On that definition, to say that someone with stage-4 pancreatic cancer was providentially healed in answer to prayer means the cancer disappeared through second causes.  It followed a natural chain of cause and effect. No skips or jumps. No outside intervention. There was no interruption in the causal continuum–in contrast to a miracle, which is discontinuous with the chain of second causes. 

My question is, why should we believe that's how it happens? Do you know a natural mechanism by which stage-4 pancreatic cancer is reversible? Can you identify a continuous natural process by which that occurs? Can you describe the incremental steps by which a dying cancer patient undergoes sudden and complete remission? 

(Perhaps some day medical science will discover a natural explanation for spontaneous remission. In that event, I'd reclassify this as a coincidence miracle.)

And, of course, I don’t at all deny any of the miraculous works that God has done that are recorded for us in Scripture. Jesus’ miraculous healings, the resurrection, even the divine inspiration of Scripture are all things we believe firmly. I hope you would acknowledge that that separates us from the rationalists and naturalists who would seek to explain away even the biblical miracles because they truly cannot abide supernaturalism. Even us “MacArthurite cessationists” are supernaturalists!


i) A basic problem is that MacArthurites define a miracle, not by reviewing biblical events, then classifying different types of biblical events, but by starting with the opposing position (continuationism), then coming up with an armchar definition which will excludes whatever continuationism maintains. It's a reactionary, makeshift definition. Take Phil Johnson's definition: In a Biblical sense “a miracle is an extraordinary work of God that involves His immediate and unmistakable intervention in the physical realm in a way that contravenes natural processes.”

ii) Apropos (ii), given their reactionary, defensive definition, MacArthurites shorten the list of Biblical miracles. Do all of Christ's miracles fit the definition? The draught of fish? Cursing the fig tree? Performing exorcisms? Dispelling fever? The coin in the fish's mouth? Curing internal bleeding? What about other Biblical miracles like the earthquake which freed Paul and Silas? What about natural disasters: the flood (Gen 7), destruction of Sodom and Gomorrah (Gen 19), plague of boils (Exod 9), plague of hail (Exod 9), and plague of locusts (Exod 10), or other divine judgments involving natural mechanisms: the fate of Korah and his cohorts (Num 16:31-33); God sends a deadly plague (e.g. Num 11:33; 14:37; 16:46-50; 25:8-9; 1 Sam 5:6ff.; 24:15). 

1 comment:

  1. Steve,

    RE: cessationists denying agency when healing comes through prayer

    Would they also deny human agency in the following cases where prayer was used or would have been instrumental in healing others?

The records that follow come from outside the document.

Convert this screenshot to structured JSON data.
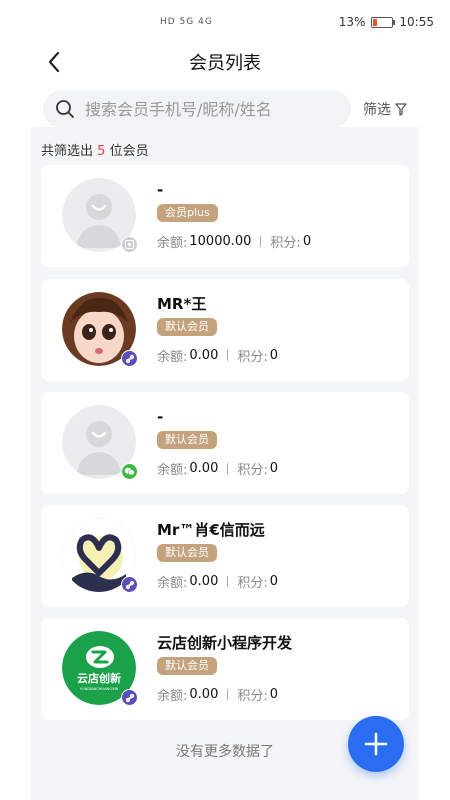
{
  "status_bar": {
    "signal": "HD 5G 4G",
    "battery": "13%",
    "time": "10:55"
  },
  "header": {
    "title": "会员列表"
  },
  "search": {
    "placeholder": "搜索会员手机号/昵称/姓名",
    "filter_label": "筛选"
  },
  "summary": {
    "prefix": "共筛选出",
    "count": "5",
    "suffix": "位会员"
  },
  "members": [
    {
      "name": "-",
      "tag": "会员plus",
      "balance_label": "余额:",
      "balance": "10000.00",
      "points_label": "积分:",
      "points": "0",
      "source_icon": "image-icon"
    },
    {
      "name": "MR*王",
      "tag": "默认会员",
      "balance_label": "余额:",
      "balance": "0.00",
      "points_label": "积分:",
      "points": "0",
      "source_icon": "mini-program-icon"
    },
    {
      "name": "-",
      "tag": "默认会员",
      "balance_label": "余额:",
      "balance": "0.00",
      "points_label": "积分:",
      "points": "0",
      "source_icon": "wechat-icon"
    },
    {
      "name": "Mr™肖€信而远",
      "tag": "默认会员",
      "balance_label": "余额:",
      "balance": "0.00",
      "points_label": "积分:",
      "points": "0",
      "source_icon": "mini-program-icon"
    },
    {
      "name": "云店创新小程序开发",
      "tag": "默认会员",
      "balance_label": "余额:",
      "balance": "0.00",
      "points_label": "积分:",
      "points": "0",
      "source_icon": "mini-program-icon",
      "logo_text": "云店创新",
      "logo_subtext": "YUNDIANCHUANGXIN"
    }
  ],
  "footer": {
    "no_more": "没有更多数据了"
  },
  "colors": {
    "accent": "#2a6df0",
    "tag": "#c4a27e",
    "count": "#e23a3a",
    "mini_program": "#5b4fb8",
    "wechat": "#3fb74b",
    "brand_green": "#1aa14a"
  }
}
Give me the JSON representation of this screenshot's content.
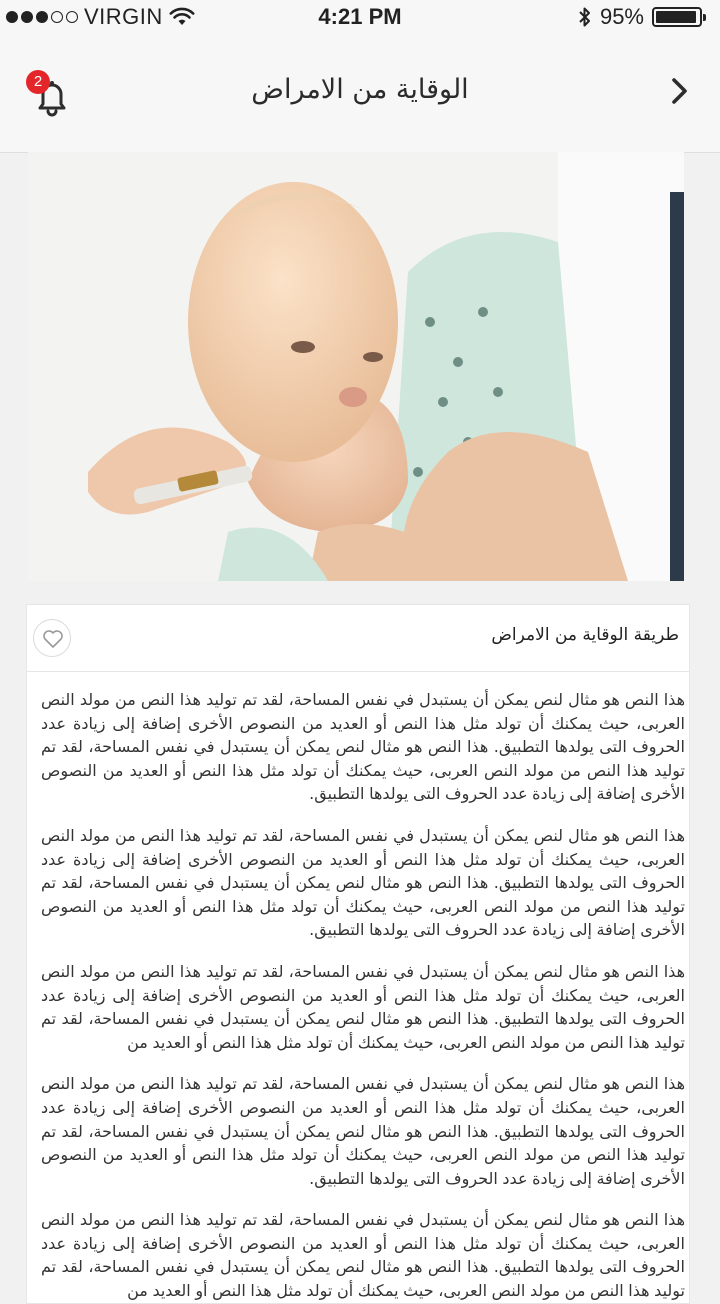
{
  "status_bar": {
    "carrier": "VIRGIN",
    "time": "4:21 PM",
    "battery": "95%",
    "signal_bars": 3,
    "signal_total": 5,
    "battery_level": 0.95
  },
  "header": {
    "title": "الوقاية من الامراض",
    "notification_count": "2"
  },
  "article": {
    "title": "طريقة الوقاية من الامراض",
    "paragraphs": [
      "هذا النص هو مثال لنص يمكن أن يستبدل في نفس المساحة، لقد تم توليد هذا النص من مولد النص العربى، حيث يمكنك أن تولد مثل هذا النص أو العديد من النصوص الأخرى إضافة إلى زيادة عدد الحروف التى يولدها التطبيق. هذا النص هو مثال لنص يمكن أن يستبدل في نفس المساحة، لقد تم توليد هذا النص من مولد النص العربى، حيث يمكنك أن تولد مثل هذا النص أو العديد من النصوص الأخرى إضافة إلى زيادة عدد الحروف التى يولدها التطبيق.",
      "هذا النص هو مثال لنص يمكن أن يستبدل في نفس المساحة، لقد تم توليد هذا النص من مولد النص العربى، حيث يمكنك أن تولد مثل هذا النص أو العديد من النصوص الأخرى إضافة إلى زيادة عدد الحروف التى يولدها التطبيق. هذا النص هو مثال لنص يمكن أن يستبدل في نفس المساحة، لقد تم توليد هذا النص من مولد النص العربى، حيث يمكنك أن تولد مثل هذا النص أو العديد من النصوص الأخرى إضافة إلى زيادة عدد الحروف التى يولدها التطبيق.",
      "هذا النص هو مثال لنص يمكن أن يستبدل في نفس المساحة، لقد تم توليد هذا النص من مولد النص العربى، حيث يمكنك أن تولد مثل هذا النص أو العديد من النصوص الأخرى إضافة إلى زيادة عدد الحروف التى يولدها التطبيق. هذا النص هو مثال لنص يمكن أن يستبدل في نفس المساحة، لقد تم توليد هذا النص من مولد النص العربى، حيث يمكنك أن تولد مثل هذا النص أو العديد من",
      "هذا النص هو مثال لنص يمكن أن يستبدل في نفس المساحة، لقد تم توليد هذا النص من مولد النص العربى، حيث يمكنك أن تولد مثل هذا النص أو العديد من النصوص الأخرى إضافة إلى زيادة عدد الحروف التى يولدها التطبيق. هذا النص هو مثال لنص يمكن أن يستبدل في نفس المساحة، لقد تم توليد هذا النص من مولد النص العربى، حيث يمكنك أن تولد مثل هذا النص أو العديد من النصوص الأخرى إضافة إلى زيادة عدد الحروف التى يولدها التطبيق.",
      "هذا النص هو مثال لنص يمكن أن يستبدل في نفس المساحة، لقد تم توليد هذا النص من مولد النص العربى، حيث يمكنك أن تولد مثل هذا النص أو العديد من النصوص الأخرى إضافة إلى زيادة عدد الحروف التى يولدها التطبيق. هذا النص هو مثال لنص يمكن أن يستبدل في نفس المساحة، لقد تم توليد هذا النص من مولد النص العربى، حيث يمكنك أن تولد مثل هذا النص أو العديد من"
    ]
  },
  "icons": {
    "wifi": "wifi-icon",
    "bluetooth": "bluetooth-icon",
    "battery": "battery-icon",
    "notifications": "bell-icon",
    "back": "chevron-right-icon",
    "favorite": "heart-icon"
  },
  "colors": {
    "badge": "#e4262a",
    "background": "#f1f1f1",
    "header": "#f7f7f7"
  }
}
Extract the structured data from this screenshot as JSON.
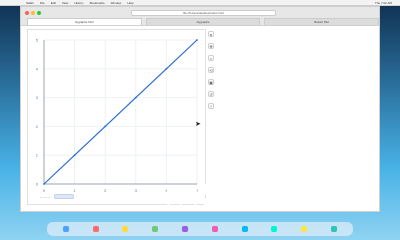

    1 Kings 17.21-24 Elijah raising the widow’s son

    2 Kings 3.32-37 Elisha raising the Shunammite’s son

    Acts 9.40-41 where Peter prays before raising Tabitha

    Acts 28.8 Paul prays before healing Publius’s father of recurrent fever and dysentery

    Mark 9.18-29 where Jesus explains that the disciples were unable to heal the boy of the demon because “This kind cannot come out by anything but prayer” or “prayer and fasting (as some manuscripts)

    The elders praying over the sick person in James 5.14-15 would seem to fall into the same category.

    If these examples admit that God healed through the prayer of the person and that it was through agency, I don’t see how cessationists can legitimately exclude post-apostolic prayers of individuals or groups over a person as use of human agency and prayer.

    RE: God healing once through a person/gift of healing

    I think it is possible for God to use a person to heal who may never had done this previously or may never afterward. The gift in 1 Corinthians is “gifts of healings” (both nouns are plural not singular) which may suggest that each healing is a gift in itself. Furthermore, if charismata can be occasional (for the moment) as well as permanent in persons, then it is possible for a person to exercise a gift they don’t normally because the Spirit has chosen to use the person in that moment.